Monitoring and treatment of resistant hypertensionReining in blood pressure levels begins with the basics, such as understanding your pressure patterns. Sometimes that means wearing a pager-sized automatic blood pressure recorder for 24 hours or checking pressure with an at-home monitor several times a day. Treatment also usually involves a change or addition of medications and investigation of secondary causes – along with key lifestyle changes, including:
- Eating a well-balanced, low-salt diet
- Limiting alcohol
- Enjoying regular physical activity
- Maintaining a healthy weight
- Managing stress
- Taking your medications properly. People with resistant hypertension should take the right medications, in the right doses, at the right time. DO NOT take medications or supplements that can boost blood pressure, such as diet pills and stimulants, cyclosporine, natural licorice, ephedra and painkillers and non-steroidal anti-inflammatory agents (NSAIDs), such as ibuprofen and celecoxib.

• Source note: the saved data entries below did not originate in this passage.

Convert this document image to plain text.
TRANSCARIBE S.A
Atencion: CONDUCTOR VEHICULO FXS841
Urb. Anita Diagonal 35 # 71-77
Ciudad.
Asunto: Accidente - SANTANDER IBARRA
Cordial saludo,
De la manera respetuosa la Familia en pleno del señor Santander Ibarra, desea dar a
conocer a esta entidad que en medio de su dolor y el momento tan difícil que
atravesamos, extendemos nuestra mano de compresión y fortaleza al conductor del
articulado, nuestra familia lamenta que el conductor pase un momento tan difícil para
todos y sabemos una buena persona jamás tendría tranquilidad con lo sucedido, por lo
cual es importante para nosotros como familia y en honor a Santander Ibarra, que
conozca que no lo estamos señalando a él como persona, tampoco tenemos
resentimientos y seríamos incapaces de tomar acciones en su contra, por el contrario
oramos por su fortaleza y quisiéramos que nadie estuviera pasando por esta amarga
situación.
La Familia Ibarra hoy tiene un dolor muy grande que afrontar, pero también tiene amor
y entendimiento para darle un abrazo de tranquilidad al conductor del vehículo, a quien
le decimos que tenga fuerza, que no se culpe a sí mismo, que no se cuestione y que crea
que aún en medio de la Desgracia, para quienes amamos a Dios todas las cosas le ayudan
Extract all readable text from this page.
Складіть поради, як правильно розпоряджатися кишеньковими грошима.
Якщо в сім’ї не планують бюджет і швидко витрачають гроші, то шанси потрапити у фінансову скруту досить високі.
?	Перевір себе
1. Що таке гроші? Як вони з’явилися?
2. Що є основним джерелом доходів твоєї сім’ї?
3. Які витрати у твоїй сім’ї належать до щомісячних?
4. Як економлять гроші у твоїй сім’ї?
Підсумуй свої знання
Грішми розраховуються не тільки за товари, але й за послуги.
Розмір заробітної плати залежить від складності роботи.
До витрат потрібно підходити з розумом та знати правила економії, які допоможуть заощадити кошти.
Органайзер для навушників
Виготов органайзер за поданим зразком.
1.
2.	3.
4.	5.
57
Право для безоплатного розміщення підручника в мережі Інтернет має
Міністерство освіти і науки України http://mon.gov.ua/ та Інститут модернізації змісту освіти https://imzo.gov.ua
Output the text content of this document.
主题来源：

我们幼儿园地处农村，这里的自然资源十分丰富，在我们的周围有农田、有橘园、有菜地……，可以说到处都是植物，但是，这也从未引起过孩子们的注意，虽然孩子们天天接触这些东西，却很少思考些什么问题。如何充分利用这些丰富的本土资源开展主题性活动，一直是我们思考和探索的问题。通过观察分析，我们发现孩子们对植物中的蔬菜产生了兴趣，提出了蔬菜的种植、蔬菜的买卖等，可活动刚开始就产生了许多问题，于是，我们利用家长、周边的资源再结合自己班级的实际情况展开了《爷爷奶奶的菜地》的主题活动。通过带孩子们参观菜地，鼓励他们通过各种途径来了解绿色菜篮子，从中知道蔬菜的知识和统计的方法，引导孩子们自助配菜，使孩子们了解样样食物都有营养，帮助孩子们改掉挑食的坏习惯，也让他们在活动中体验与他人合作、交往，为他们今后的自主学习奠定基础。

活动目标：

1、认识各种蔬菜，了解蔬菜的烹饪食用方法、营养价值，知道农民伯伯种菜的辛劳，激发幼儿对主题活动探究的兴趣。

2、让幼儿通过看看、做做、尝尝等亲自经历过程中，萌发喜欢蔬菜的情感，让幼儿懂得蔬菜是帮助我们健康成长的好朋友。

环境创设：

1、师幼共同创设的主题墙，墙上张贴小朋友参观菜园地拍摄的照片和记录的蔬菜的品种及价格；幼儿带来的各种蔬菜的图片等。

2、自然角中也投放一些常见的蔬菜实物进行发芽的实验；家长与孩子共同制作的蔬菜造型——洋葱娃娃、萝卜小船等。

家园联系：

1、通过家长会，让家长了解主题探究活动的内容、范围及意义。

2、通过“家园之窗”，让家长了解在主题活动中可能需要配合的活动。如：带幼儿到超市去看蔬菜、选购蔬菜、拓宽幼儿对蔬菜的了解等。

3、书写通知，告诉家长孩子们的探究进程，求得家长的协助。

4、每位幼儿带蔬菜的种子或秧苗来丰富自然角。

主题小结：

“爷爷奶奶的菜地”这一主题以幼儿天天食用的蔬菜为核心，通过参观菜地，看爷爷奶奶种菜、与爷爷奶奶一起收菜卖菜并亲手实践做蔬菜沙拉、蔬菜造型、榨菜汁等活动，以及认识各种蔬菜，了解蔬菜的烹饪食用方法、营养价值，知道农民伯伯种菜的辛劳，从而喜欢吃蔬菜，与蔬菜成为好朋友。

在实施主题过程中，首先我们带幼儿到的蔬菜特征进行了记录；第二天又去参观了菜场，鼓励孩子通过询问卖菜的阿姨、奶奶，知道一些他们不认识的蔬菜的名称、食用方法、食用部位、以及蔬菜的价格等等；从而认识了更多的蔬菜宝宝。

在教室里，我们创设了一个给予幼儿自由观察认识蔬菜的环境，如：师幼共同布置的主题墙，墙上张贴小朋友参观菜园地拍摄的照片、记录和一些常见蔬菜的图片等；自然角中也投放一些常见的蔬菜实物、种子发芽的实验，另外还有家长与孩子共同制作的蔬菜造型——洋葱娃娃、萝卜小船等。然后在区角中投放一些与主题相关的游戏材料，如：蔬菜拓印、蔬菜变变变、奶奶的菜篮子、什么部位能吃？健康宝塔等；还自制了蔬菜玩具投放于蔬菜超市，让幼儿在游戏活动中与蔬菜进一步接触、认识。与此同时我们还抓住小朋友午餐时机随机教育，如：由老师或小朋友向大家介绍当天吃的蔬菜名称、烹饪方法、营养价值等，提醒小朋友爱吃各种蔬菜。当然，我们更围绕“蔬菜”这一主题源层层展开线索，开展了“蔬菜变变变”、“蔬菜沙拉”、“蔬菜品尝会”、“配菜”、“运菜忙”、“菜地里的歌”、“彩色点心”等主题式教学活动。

Possible causes of resistant hypertension The accumulation of artery-clogging plaque in blood vessels that nourish the kidneys, a condition called renal artery stenosis. Sleep problems, such as the breath-holding type of snoring known as obstructive sleep apnea.
The most common classes of blood pressure medicines are diuretics, calcium channel blockers, and ACE inhibitors/angiotensin receptor blockers (ARBs). Studies have shown that use of the diuretic chlorthalidone is very effective in treating hypertension.
Resistant hypertension is high blood pressure that does not respond well to aggressive medical treatment. Hypertension is considered resistant when all of the following are true: Someone is taking three* different blood pressure medications at their maximally tolerated doses.
As older age and obesity are 2 of the strongest risk factors for uncontrolled hypertension, the incidence of resistant hypertension will likely increase as the population becomes more elderly and heavier.
Resistant hypertension is a major cause of stroke and can be overcome. Measures that can markedly improve blood pressure control include sodium restriction in combination with a diet similar to the Cretan Mediterranean diet, and physiologically individualized therapy based on renin or aldosterone phenotyping.